Migrants in Tunisia: Detained and Deported
In the past few months, we witnessed the attempt to strengthen the project of European borders’ externalization. The new externalization plan would include:
• policies for controlling and intercepting migrants directed to Europe—as part of the Karthoum process established on November 28, 2014 but already announced by the Mediterranean Task Force in November 2013;
• asylum policies, according to what the Italian Ministry of the Interior Angelino Alfano proposed during the EU Justice and Home Affairs Council of March 12, 2015. Tunisia, together with Egypt, Morocco, Niger, and Sudan is presented as one of the “laboratories” where the first projects of asylum externalizations would be implemented, with the opening of “reception” centers sponsored by the European Union. The European Union will also ask Tunisia and Egypt to engage in search and rescue operations.

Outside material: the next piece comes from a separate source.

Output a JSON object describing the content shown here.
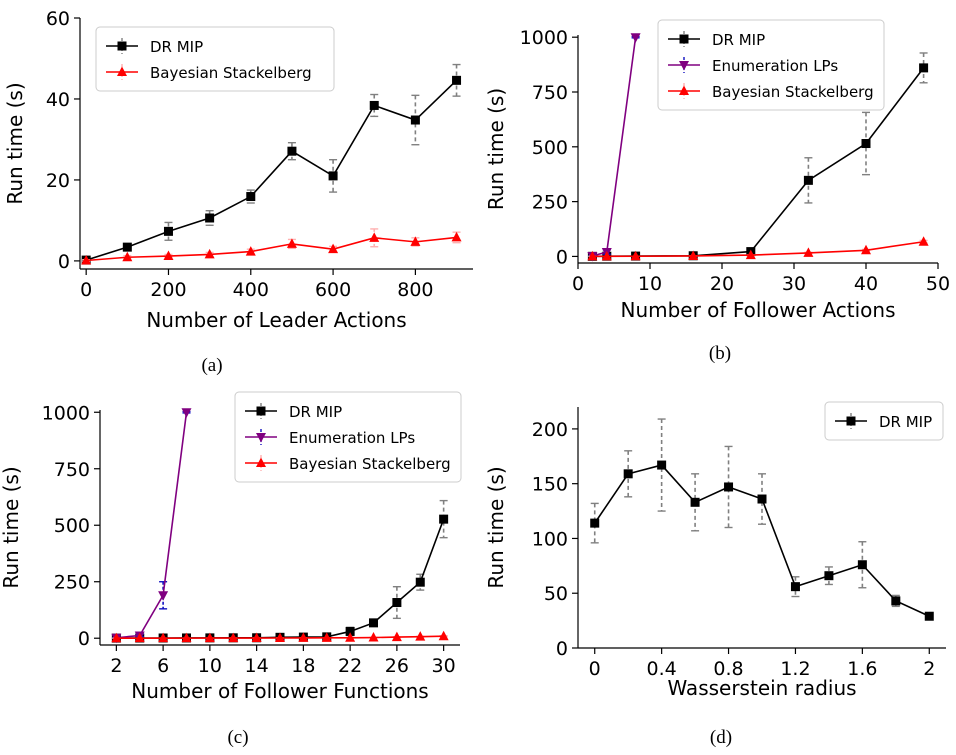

Should this plan be implemented, migrant boats coming from Libya would be intercepted by the Tunisian Garde Nationale, migrants would be disembarked in Tunisia, and Tunisian authorities would proceed to processing asylum claims and managing status refugees, with the support of IOM and UNHCR. This is the goal that the European Union already tried to achieve in March 2014, when it signed a Mobility Partnership with Tunisia, which has not been implemented yet.